Goldberg, a professor of history at the University of Utah, writes as a political liberal who holds deep sympathies for Goldwater. During his 1964 campaign, a popular Goldwater slogan was: "In your heart, you know he's right." Goldberg isn't trying to convince readers of this, but it's hard to come away from his book without thinking he still could teach his country a thing or two. --John J. Miller
From Publishers Weekly
Former Arizona Republican senator Barry Goldwater, a leader of the extreme conservative movement in the 1960s and '70s, has recently attacked the religious right while championing abortion rights and advocating federal legislation to protect homosexuals against job bias. Many liberals have welcomed Goldwater into their fold, but the author, himself a liberal and a history professor at the University of Utah, points out that Goldwater's bedrock conservative principles emphasizing personal freedom underlie his latest stances.
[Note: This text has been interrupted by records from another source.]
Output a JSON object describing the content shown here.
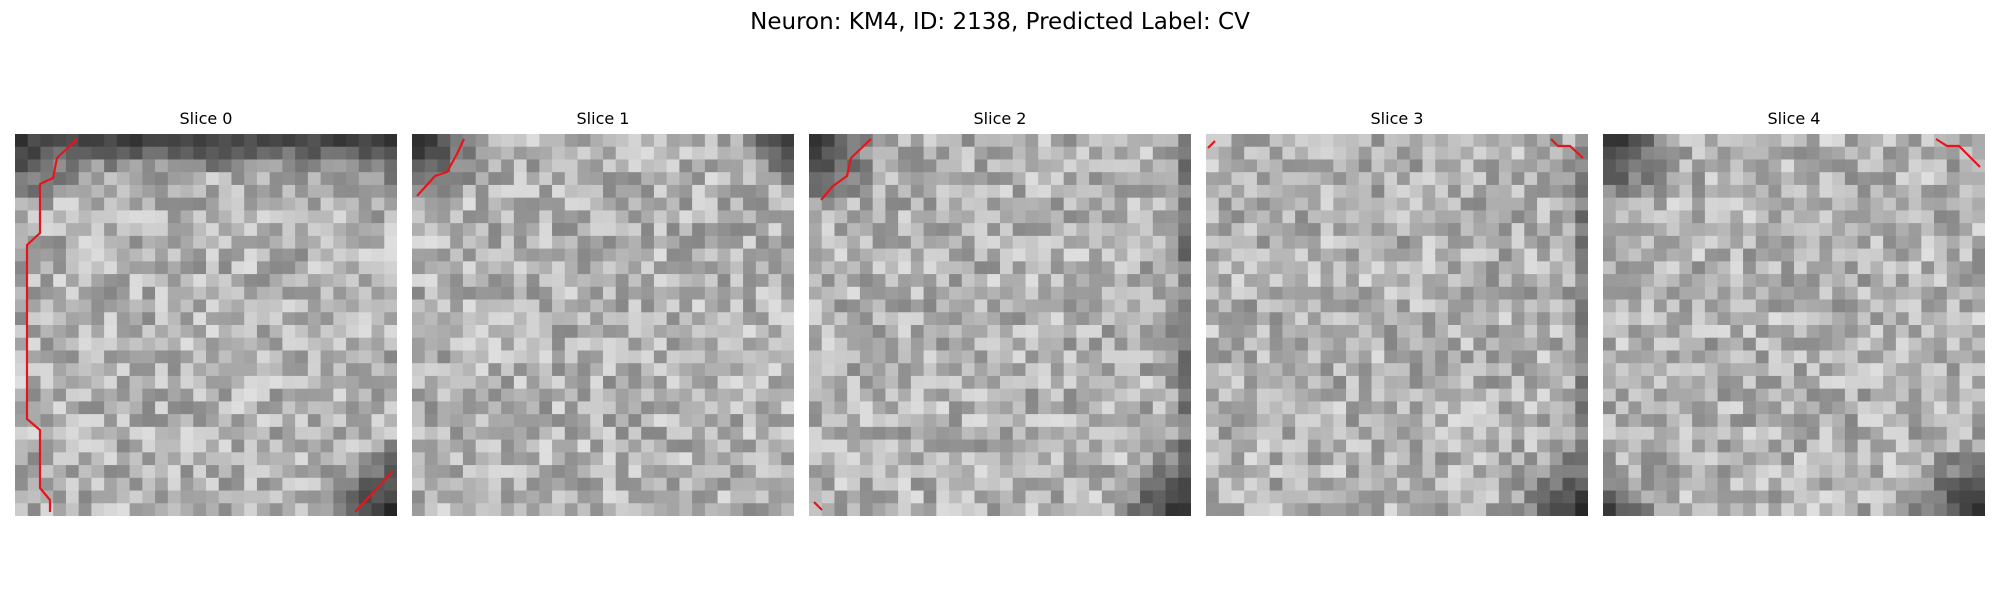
{
  "title": "Neuron: KM4, ID: 2138, Predicted Label: CV",
  "colors": {
    "contour": "#e8141b",
    "background": "#ffffff"
  },
  "slices": [
    {
      "label": "Slice 0",
      "dark_regions": [
        "top-left",
        "top-edge",
        "top-right",
        "bottom-right"
      ]
    },
    {
      "label": "Slice 1",
      "dark_regions": [
        "top-left",
        "top-right"
      ]
    },
    {
      "label": "Slice 2",
      "dark_regions": [
        "top-left",
        "right-edge",
        "bottom-right"
      ]
    },
    {
      "label": "Slice 3",
      "dark_regions": [
        "bottom-right",
        "right-edge"
      ]
    },
    {
      "label": "Slice 4",
      "dark_regions": [
        "top-left",
        "bottom-left",
        "bottom-right"
      ]
    }
  ]
}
A longtime advocate of limited government and individual responsibility, Goldwater still urges a federal withdrawal from social programs, opposes gun control and believes that women should leave the workplace and return home to raise their children. This balanced, solid biography, written with Goldwater's cooperation (but unauthorized), traces his rugged individualism to his Western frontier roots, to his formative experiences in the Depression and as a gutsy cargo pilot in WWII and to his Jewish immigrant grandfather, Michel Goldwasser, self-made entrepreneur and refugee from Russian Poland. The author details Goldwater's behind-the-scenes role in supporting President Reagan's anticommunist crusade in Nicaragua and his overhaul of the U.S. military chain of command through major legislation in 1986. Photos.